Born in the town of Kolašin, he earned a doctorate degree in law and became the Minister of Justice and Finance in the Kingdom of Montenegro before the outbreak of World War I. During the interwar period, he was a leading member of the "Greens" (zelenaši), a Montenegrin separatist movement. A proponent of the theory that Montenegrins were an ethnic group distinct from Serbs, he also founded and became the leader of the Montenegrin Federalist Party.
Following the Axis invasion of Yugoslavia in April 1941, Drljević began cooperating with the Italian authorities occupying Montenegro. In July, he proclaimed the reestablishment of the Kingdom of Montenegro, but his attempt to establish an Axis-aligned puppet state triggered an immediate uprising. That September, Italian authorities sent him to an internment camp in Italy after the oubreak of an anti-fascist revolt. Drljević escaped the camp several months later and made his way into the German-held half of the Independent State of Croatia (NDH). In the summer of 1944, he created the Montenegrin State Council in Zagreb.
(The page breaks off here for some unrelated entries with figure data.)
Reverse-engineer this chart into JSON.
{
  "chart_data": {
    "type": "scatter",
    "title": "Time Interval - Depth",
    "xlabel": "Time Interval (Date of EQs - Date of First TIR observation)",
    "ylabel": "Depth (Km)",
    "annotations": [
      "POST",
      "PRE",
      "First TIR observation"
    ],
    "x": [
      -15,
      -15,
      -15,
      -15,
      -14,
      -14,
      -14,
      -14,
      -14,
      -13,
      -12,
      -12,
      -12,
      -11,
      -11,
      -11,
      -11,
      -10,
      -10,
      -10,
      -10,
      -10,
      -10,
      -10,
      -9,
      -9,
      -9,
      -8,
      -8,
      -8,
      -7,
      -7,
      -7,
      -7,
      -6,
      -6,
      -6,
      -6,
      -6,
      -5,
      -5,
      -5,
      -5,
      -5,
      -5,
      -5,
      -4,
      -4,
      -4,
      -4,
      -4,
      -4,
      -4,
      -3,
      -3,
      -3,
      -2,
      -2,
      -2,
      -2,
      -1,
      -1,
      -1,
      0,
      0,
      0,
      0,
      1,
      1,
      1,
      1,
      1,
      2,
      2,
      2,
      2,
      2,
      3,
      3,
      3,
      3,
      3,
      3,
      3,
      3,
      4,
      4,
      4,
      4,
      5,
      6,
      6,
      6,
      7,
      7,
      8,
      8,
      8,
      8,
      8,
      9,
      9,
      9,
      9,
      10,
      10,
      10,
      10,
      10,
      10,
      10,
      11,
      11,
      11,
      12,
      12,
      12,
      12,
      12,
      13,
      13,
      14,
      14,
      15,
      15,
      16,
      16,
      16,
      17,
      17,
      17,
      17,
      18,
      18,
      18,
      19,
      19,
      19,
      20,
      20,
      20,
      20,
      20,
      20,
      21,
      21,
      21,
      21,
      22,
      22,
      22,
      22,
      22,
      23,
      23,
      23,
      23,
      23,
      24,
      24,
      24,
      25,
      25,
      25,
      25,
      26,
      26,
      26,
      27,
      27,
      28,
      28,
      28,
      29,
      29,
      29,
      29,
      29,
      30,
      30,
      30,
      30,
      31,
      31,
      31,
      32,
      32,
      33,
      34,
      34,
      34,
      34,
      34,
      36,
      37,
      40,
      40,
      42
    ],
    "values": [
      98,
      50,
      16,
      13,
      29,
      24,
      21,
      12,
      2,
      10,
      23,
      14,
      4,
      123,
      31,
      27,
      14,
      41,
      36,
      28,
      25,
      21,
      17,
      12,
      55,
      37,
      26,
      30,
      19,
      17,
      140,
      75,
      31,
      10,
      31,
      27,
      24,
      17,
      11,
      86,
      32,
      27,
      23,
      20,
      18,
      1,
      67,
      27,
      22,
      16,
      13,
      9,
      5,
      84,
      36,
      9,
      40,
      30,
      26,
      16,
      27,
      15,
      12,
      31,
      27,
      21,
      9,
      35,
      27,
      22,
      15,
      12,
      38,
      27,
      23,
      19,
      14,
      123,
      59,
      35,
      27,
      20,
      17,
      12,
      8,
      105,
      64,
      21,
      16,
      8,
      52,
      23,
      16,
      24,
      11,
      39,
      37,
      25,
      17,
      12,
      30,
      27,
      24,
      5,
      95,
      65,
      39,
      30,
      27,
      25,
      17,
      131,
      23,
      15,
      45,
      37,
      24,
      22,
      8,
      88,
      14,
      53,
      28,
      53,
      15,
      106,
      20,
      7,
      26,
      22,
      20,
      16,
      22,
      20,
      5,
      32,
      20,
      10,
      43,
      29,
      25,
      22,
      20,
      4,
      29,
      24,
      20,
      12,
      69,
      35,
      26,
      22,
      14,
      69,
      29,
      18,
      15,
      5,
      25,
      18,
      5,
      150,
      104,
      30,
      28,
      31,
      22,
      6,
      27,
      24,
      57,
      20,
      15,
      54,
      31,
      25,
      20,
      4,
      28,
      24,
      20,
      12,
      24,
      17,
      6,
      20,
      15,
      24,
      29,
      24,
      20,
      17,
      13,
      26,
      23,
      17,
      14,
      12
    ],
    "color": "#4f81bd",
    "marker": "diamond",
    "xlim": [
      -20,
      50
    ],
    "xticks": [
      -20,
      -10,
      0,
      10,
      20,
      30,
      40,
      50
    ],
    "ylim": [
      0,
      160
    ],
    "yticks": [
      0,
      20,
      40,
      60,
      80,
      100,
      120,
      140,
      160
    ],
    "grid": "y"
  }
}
Drljević moved back to Montenegro in 1945 and agreed to the formation of the Montenegrin National Army with Chetnik commander Pavle Đurišić. Đurišić and several other Chetnik commanders were later ambushed and murdered on behalf of Drljević and the NDH. Đurišić's men later joined Drljević's Montenegrin National Army and withdrew with him towards the Austrian border. In mid-1945, Drljević crossed over into Austria with his wife, and the two ended up in a camp for displaced persons in Judenburg, where they were killed by Chetnik agents seeking to avenge Đurišić's death.